Ritsu e Etsuo #27


Etsuo deu um suspiro profundo, a verdade é que estava entediado e tinha que aguentar aquela aula chata de história, não estava nem aí para o que os vampiros de séculos atrás faziam, ainda mais sendo que dois na sala eram filhos de vampiros tão antigos quanto os da história, e sempre eram usados como exemplo, não gostava muito deles, sempre achara que tinham muito o nariz empinado, embora na realidade poderia não ser assim. Havia uma garota de cabelos longos e loiros, ondulados, como fios de ouro, que andava com outra que aparentemente era sua prima, bem, não achava tão errado ficar com o próprio irmão ao ver as duas, se sentia até bem. O irmão... O que estaria fazendo aquela hora? Estaria deitado, dormindo? Sorriu ao pensar nele e encostou a cabeça na mesa, fechando os olhos, estava meio sonolento, mas acordou ao ouvir um barulho alto, não era o professor. Alerta, ergueu a cabeça rapidamente, aspirando o ar, ouvia as asas dos pássaros, durante a noite, aquilo não era normal, e antes que pudesse se levantar, a loira já estava em pé no canto da sala, malditos Serizawa, deviam ser mesmo melhores que os outros vampiros. Desviou o olhar a ela, quase sério demais e a própria professora observava a ambos em pé. Calculou mentalmente a distância até em casa. Ritsu... Não dera explicações, num pulo, saiu da sala pela janela e ali, todos sabiam porque, cheirava a humano, eles podiam ver a si, vendo as fotos dele no celular, sabiam que era humano. Ao deslizar pelo telhado, logo estava no chão, e antes que pudesse começar a correr, sentiu o tremor abaixo dos pés, não, tinha que chegar a tempo, ele não iria pressentir. Correu, o mais rápido que podia, havia virado dois ou três quarterões e podia ouvir as pessoas nas casas, acendendo as luzes, gritando, não era realmente um terremoto forte como já havia visto em filmes, não iria devastar o lugar, mas poderia derrubar um prédio, sabia disso, sentia o chão tremer com força, esperava que em casa estivesse menos pior. Ao chegar em frente ao próprio prédio, sabia que os pais não estavam, as luzes estavam apagadas, pôde ver do andar de baixo, fitou todo o local, pensando num modo de subir mais rápido e dentro do local, pôde ouvir o barulho de coisas caindo. 

- Ritsu! 
Gritou e se jogou para dentro do prédio, correu pelas escadas, o elevador não faria sentido naquela hora. O mais rápido que pôde, estava dentro de casa, quase destruindo a porta da entrada, via os móveis saírem do lugar, podia ouvir o barulho das paredes, não queria ficar sem casa, os pais ficariam tão tristes, mas o que tinha que se importar agora era ele. Rapidamente correu ao quarto e o viu de pé, estava em frente a porta, não tinha tempo para conversar com ele, então o pegou nos braços e rapidamente seguiu para a porta, sabia que ele odiaria ser carregado no colo, sabia que iria ouvir reclamações, mas podia apanhar o quanto fosse necessário, não o soltaria. A força com que o segurava, era muito maior do que todo aquele terremoto. No andar de baixo, só o soltou quando sabia que estavam a salvo fora do prédio e o suficiente afastados. Acariciou os cabelos dele. 

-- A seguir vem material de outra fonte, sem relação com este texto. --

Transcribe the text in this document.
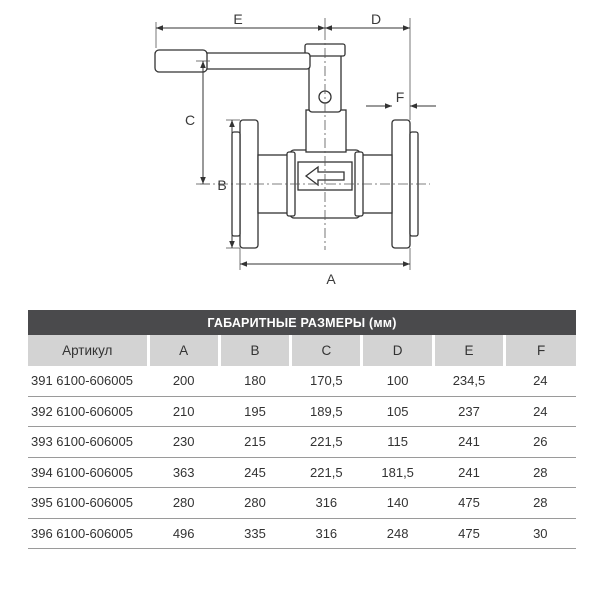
E	D
C
B
A
F
ГАБАРИТНЫЕ РАЗМЕРЫ (мм)						
Артикул	A	B	C	D	E	F
391 6100-606005	200	180	170,5	100	234,5	24
392 6100-606005	210	195	189,5	105	237	24
393 6100-606005	230	215	221,5	115	241	26
394 6100-606005	363	245	221,5	181,5	241	28
395 6100-606005	280	280	316	140	475	28
396 6100-606005	496	335	316	248	475	30
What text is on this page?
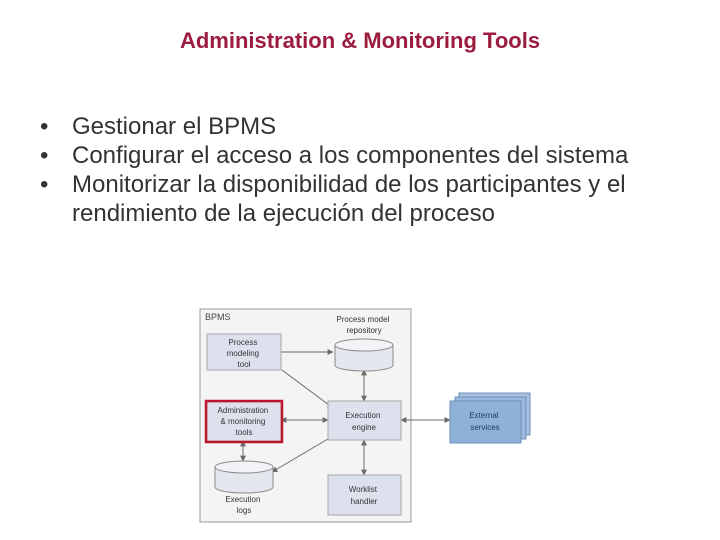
Administration & Monitoring Tools
• Gestionar el BPMS
• Configurar el acceso a los componentes del sistema
• Monitorizar la disponibilidad de los participantes y el rendimiento de la ejecución del proceso
BPMS
Process modeling tool
Process model repository
Administration & monitoring tools
Execution engine
Execution logs
Worklist handler
External services
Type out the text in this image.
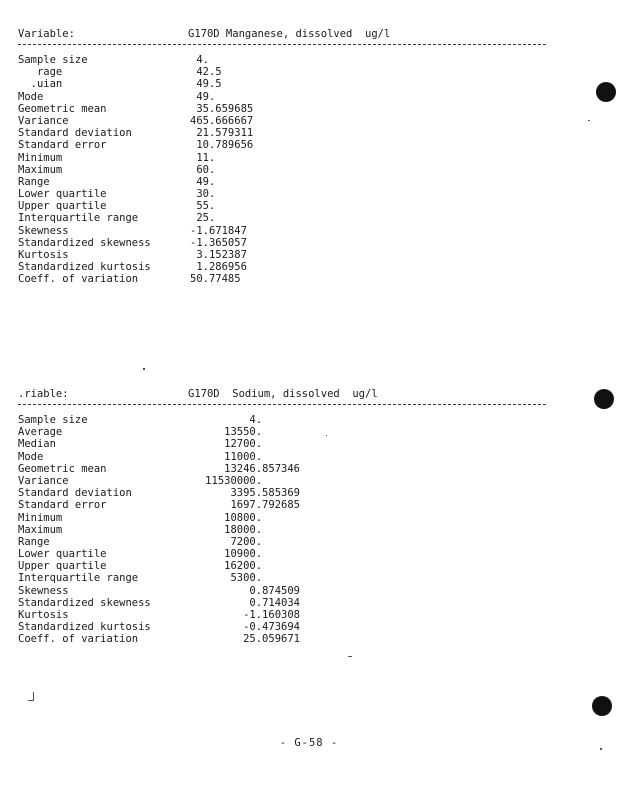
Variable:	G170D Manganese, dissolved  ug/l
Sample size	4.
rage	42.5
.uian	49.5
Mode	49.
Geometric mean	35.659685
Variance	465.666667
Standard deviation	21.579311
Standard error	10.789656
Minimum	11.
Maximum	60.
Range	49.
Lower quartile	30.
Upper quartile	55.
Interquartile range	25.
Skewness	-1.671847
Standardized skewness	-1.365057
Kurtosis	3.152387
Standardized kurtosis	1.286956
Coeff. of variation	50.77485
.riable:	G170D  Sodium, dissolved  ug/l
Sample size	4.
Average	13550.
Median	12700.
Mode	11000.
Geometric mean	13246.857346
Variance	11530000.
Standard deviation	3395.585369
Standard error	1697.792685
Minimum	10800.
Maximum	18000.
Range	7200.
Lower quartile	10900.
Upper quartile	16200.
Interquartile range	5300.
Skewness	0.874509
Standardized skewness	0.714034
Kurtosis	-1.160308
Standardized kurtosis	-0.473694
Coeff. of variation	25.059671
- G-58 -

- Você está bem? Está machucado? Está... 
Disse e procurava nele algum sinal de machucado, marca de sangue, qualquer coisa, estava visivelmente desesperado, tão trêmulo que o fazia tremer junto a si se segurasse sua mão, as lágrimas estavam presas aos olhos num choro mudo. Ao constar que ele estava bem, o abraçou, firme, embora não tão forte quanto queria, e escondeu a face em seu ombro, embora ainda sentisse o chão estremecer.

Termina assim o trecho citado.